Notwithstanding his accession to considerable wealth, the fortunate youth had but slightly changed his mode of living. He enjoyed better lodgings, better clothes, more nourishing food, and was free from the obligation of compulsory work to exist. But he still lived in unfashionable Bloomsbury, a quiet, inexpensive, and somewhat recluse life, not seeking to enter what is known as society. With his good looks and undeniable talents and newly acquired wealth, he would have been welcome to the gay throng who flutter in the sunshine of pleasure. But there was nothing in Montrose which responded to such aimless allurements. Once or twice friends had taken him to this house and that, where the butterflies gathered, and on this particular night Eberstein had induced him to dine at Mrs. Barrast's. But entertainments of all kinds bored Montrose immensely, and only the presence of Alice had aided him to endure the shallow chatter of his hostess and the artificiality of his surroundings. The after-events in Eberstein's room had both startled and awed him, so that he was still greatly moved by what had taken place when he reached his modest lodgings.

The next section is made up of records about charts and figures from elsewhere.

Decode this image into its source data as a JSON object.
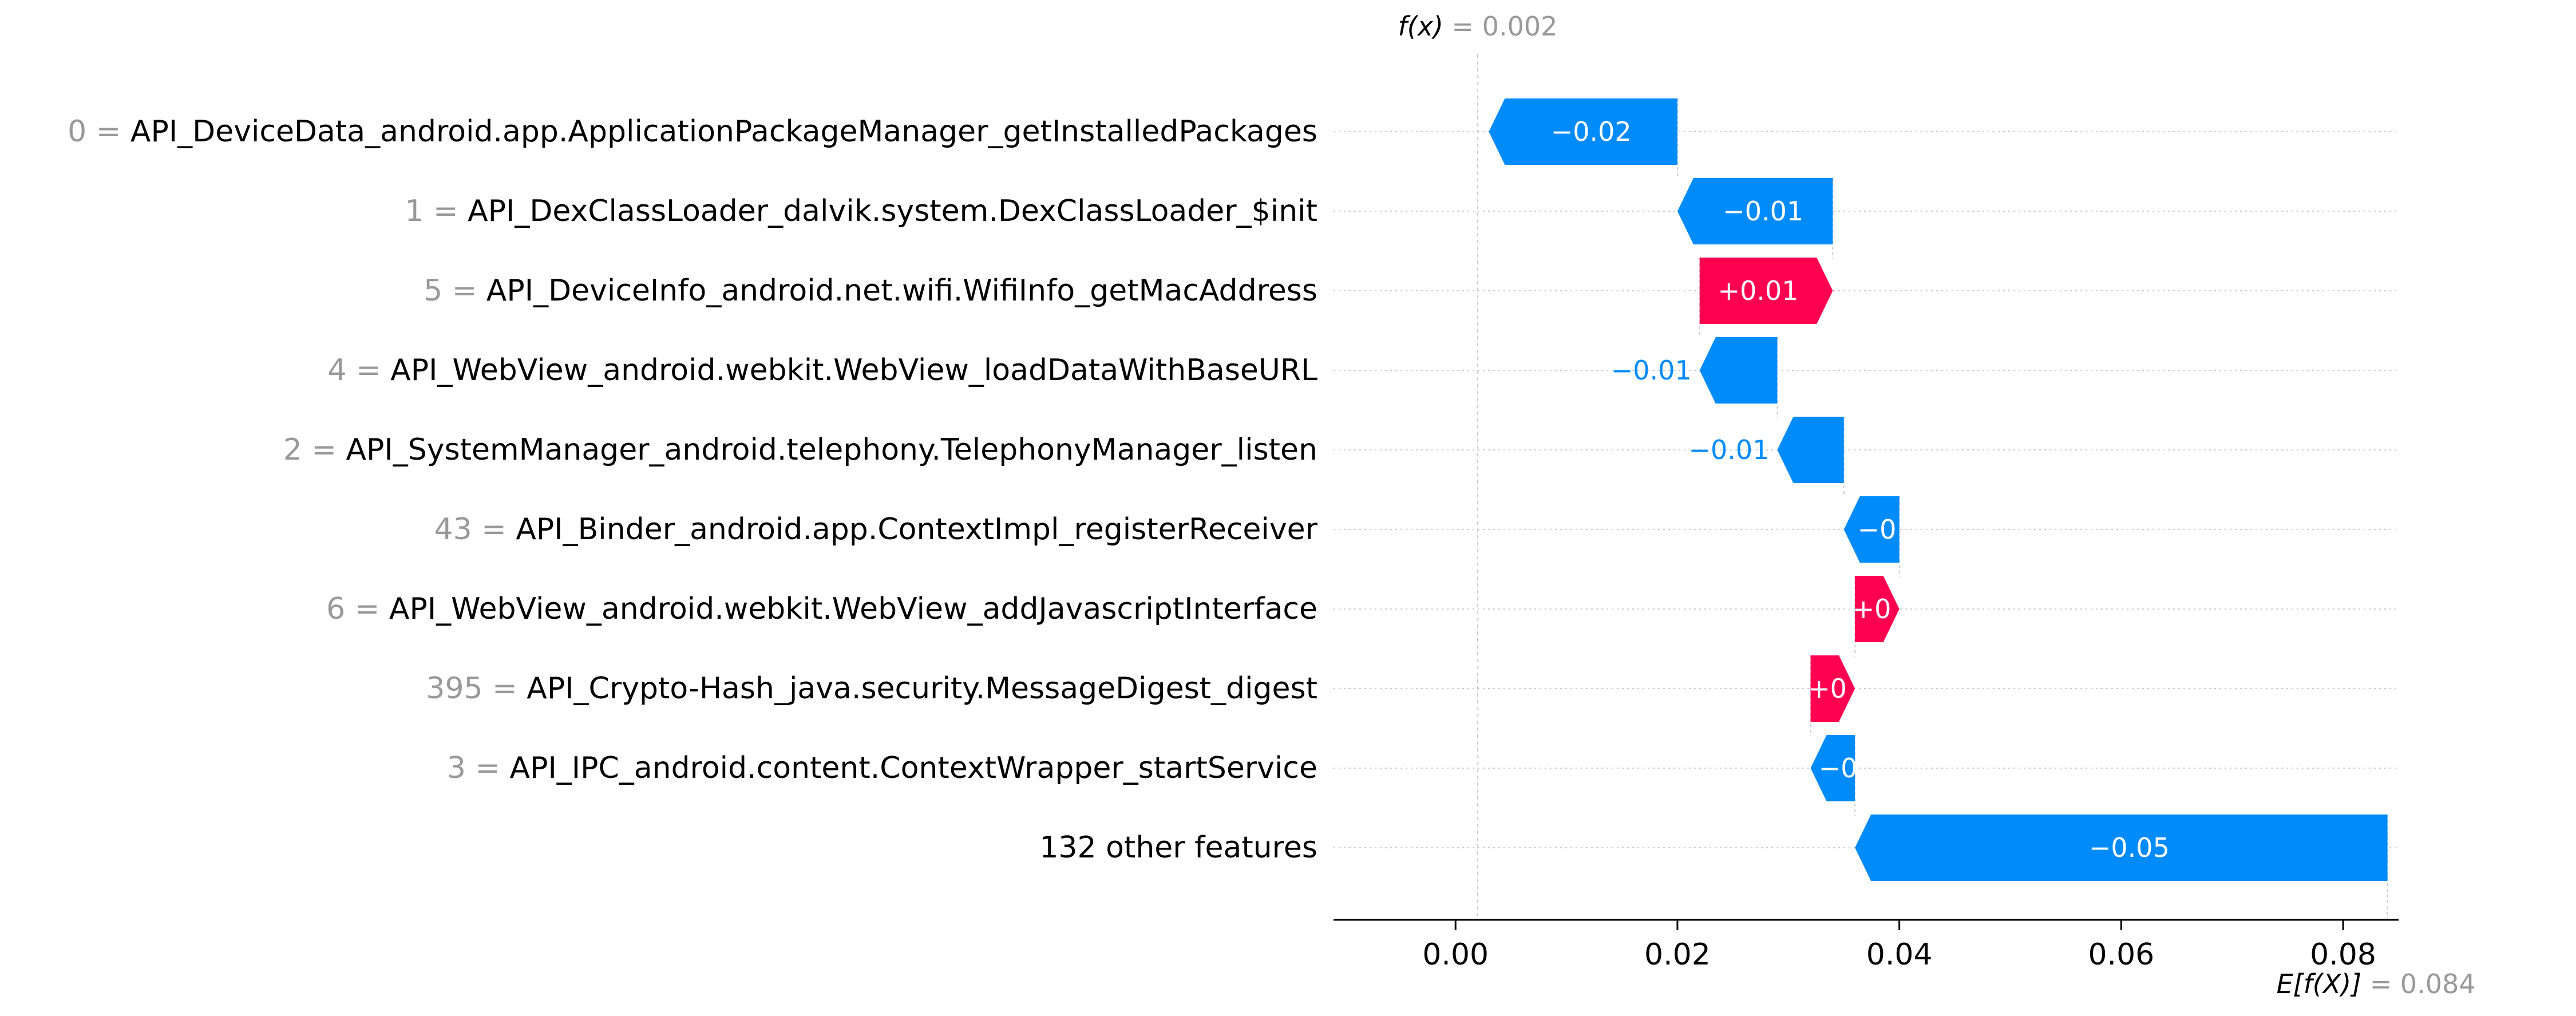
{
  "chart_data": {
    "type": "waterfall",
    "features": [
      {
        "value": "0",
        "name": "API_DeviceData_android.app.ApplicationPackageManager_getInstalledPackages",
        "shap": -0.017,
        "label": "−0.02"
      },
      {
        "value": "1",
        "name": "API_DexClassLoader_dalvik.system.DexClassLoader_$init",
        "shap": -0.014,
        "label": "−0.01"
      },
      {
        "value": "5",
        "name": "API_DeviceInfo_android.net.wifi.WifiInfo_getMacAddress",
        "shap": 0.012,
        "label": "+0.01"
      },
      {
        "value": "4",
        "name": "API_WebView_android.webkit.WebView_loadDataWithBaseURL",
        "shap": -0.007,
        "label": "−0.01"
      },
      {
        "value": "2",
        "name": "API_SystemManager_android.telephony.TelephonyManager_listen",
        "shap": -0.006,
        "label": "−0.01"
      },
      {
        "value": "43",
        "name": "API_Binder_android.app.ContextImpl_registerReceiver",
        "shap": -0.005,
        "label": "−0"
      },
      {
        "value": "6",
        "name": "API_WebView_android.webkit.WebView_addJavascriptInterface",
        "shap": 0.004,
        "label": "+0"
      },
      {
        "value": "395",
        "name": "API_Crypto-Hash_java.security.MessageDigest_digest",
        "shap": 0.004,
        "label": "+0"
      },
      {
        "value": "3",
        "name": "API_IPC_android.content.ContextWrapper_startService",
        "shap": -0.004,
        "label": "−0"
      },
      {
        "value": "",
        "name": "132 other features",
        "shap": -0.048,
        "label": "−0.05"
      }
    ],
    "fx_value": 0.002,
    "fx_label": "f(x)",
    "fx_text": " = 0.002",
    "base_value": 0.084,
    "base_label": "E[f(X)]",
    "base_text": " = 0.084",
    "xlim": [
      -0.011,
      0.085
    ],
    "x_ticks": [
      0.0,
      0.02,
      0.04,
      0.06,
      0.08
    ],
    "x_tick_labels": [
      "0.00",
      "0.02",
      "0.04",
      "0.06",
      "0.08"
    ],
    "colors": {
      "positive": "#ff0051",
      "negative": "#008bfb",
      "feature_value": "#999999",
      "gridline": "#cccccc"
    }
  }
}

But, as common sense told him, thinking would not help him, as his thoughts spun in a circle and always brought him back to the same point. That point was the meeting with Alice and the weird feelings which contact with her personality had aroused in him. She belonged to his life in some way which he could not quite put into words, and he belonged to hers. They were together and yet apart, but what parted them it was impossible to say, as the vision had not indicated in detail the especial sin, or what had led to the commission of that sin. Soon he would know more—Eberstein had assured him of that. Therefore it would be best to wait for the knowledge. He had been given light enough in the darkness of the path to take the next step, and that light revealed Alice waiting for him to come to her. He was only too willing to do so, as the feeling that he loved her deeply grew with overwhelming swiftness. When she knew what was in his heart and he knew what was in hers, then the next step could be taken. What it might be and where it would lead to Montrose could not say.

However, the doctor had given him necessary instructions for the moment in the phrase "Watch and pray!" To watch for the dawning love in Alice and to pray that he might be worthy of such love seemed to be his task, and a very delightful task it would be. Therefore Montrose knelt down and prayed with all his clean heart that every possible blessing might befall the girl and that, if it was God's will, he might become her husband to cherish and protect her. Then he went to bed in a peaceful frame of mind. Sleep came to him almost immediately, but before his eyes closed he felt that Alice was near him, and knew that in some wordless manner Alice spoke to him.

"We have much to learn and there is pain in the learning," she whispered, "but we are together to suffer together."

"Suffering does not matter," said Montrose, as in a dream, "we are together!"